The high art version of this is Robert Bresson, who chose people who were not actors to get more instinctive reactions, and frames much of Au Hasard Balthazar around the reactions of a donkey. If the story is well-constructed and the editing purposeful, then the end product can be quite profound and beautiful.

Watching these was one of those rare moments when some new element of vocabulary makes itself known; I'm not sure I had ever thought about how a movie was edited before. But it adds something new to the conversation, a new way of understanding why we like what we do and why certain things are effective and others not.

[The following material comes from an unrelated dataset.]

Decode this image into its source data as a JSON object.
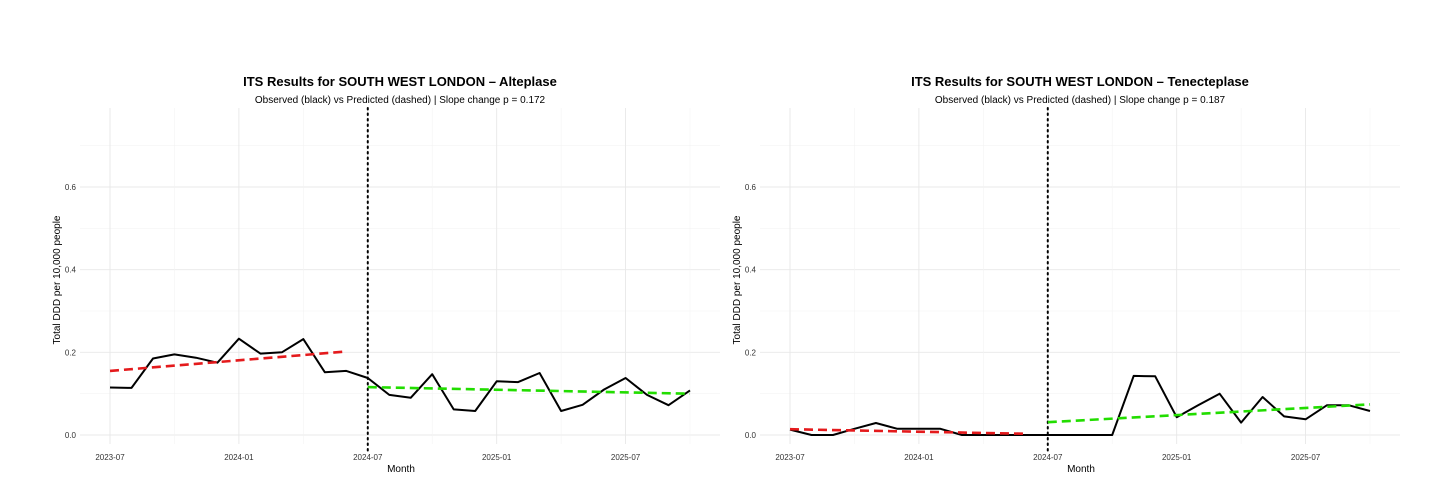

*The Big Lebowski, which is also mostly concerned with whether its jokes are funny, gets a pass because it is obviously supremely scripted in the manner of most Coen Brothers films. It's the writing rather than the editing that exerts control, but the control is there all the same.


It's going to be a busy week or two between work and other life stuff. Back later.
Le Silence de la Mer

Begin with the irony: a Jean-Pierre Melville film, with the word 'silence' in the title, no less, that is wall-to-wall talking. The film and the novel it is based on use the silence as both a figurative and a literal means of depicting the struggle of French Resistance members during World War II. To resist requires ignoring something central in the humanity of the Germans, and willfully ignoring this is an act of psychic violence on the person ignoring.

The plot is predictable enough: the German soldier will become disillusioned, and the French uncle and his niece will not talk to him. What saves the film is in two rather unconventional decisions about structure and pacing. The first is to film the soldier's trip to Paris in two separate scenes: one where he tours the monuments of the city, alone; and another, separated from the first by five or ten minutes of film, where the soldier interacts with his fellow officers and then begins to notice details of the city and the Nazi occupation. The second key decision is to allow the solider his longest monologue after this revelation: he is allowed to talk himself through all the stages of his own disillusionment, how the hopes he had announced in the beginning of the film were based on lies (not his own lies, but his willingness to believe the lip service others paid to his cultural aspirations), how the entire thing was rotten to the core, how he could not run away from his responsibilities but could not take part in this mission any longer. Allowing him the simple perspective of the outside observer comments more effectively on the Nazi mission than something that attempts to speak directly to it.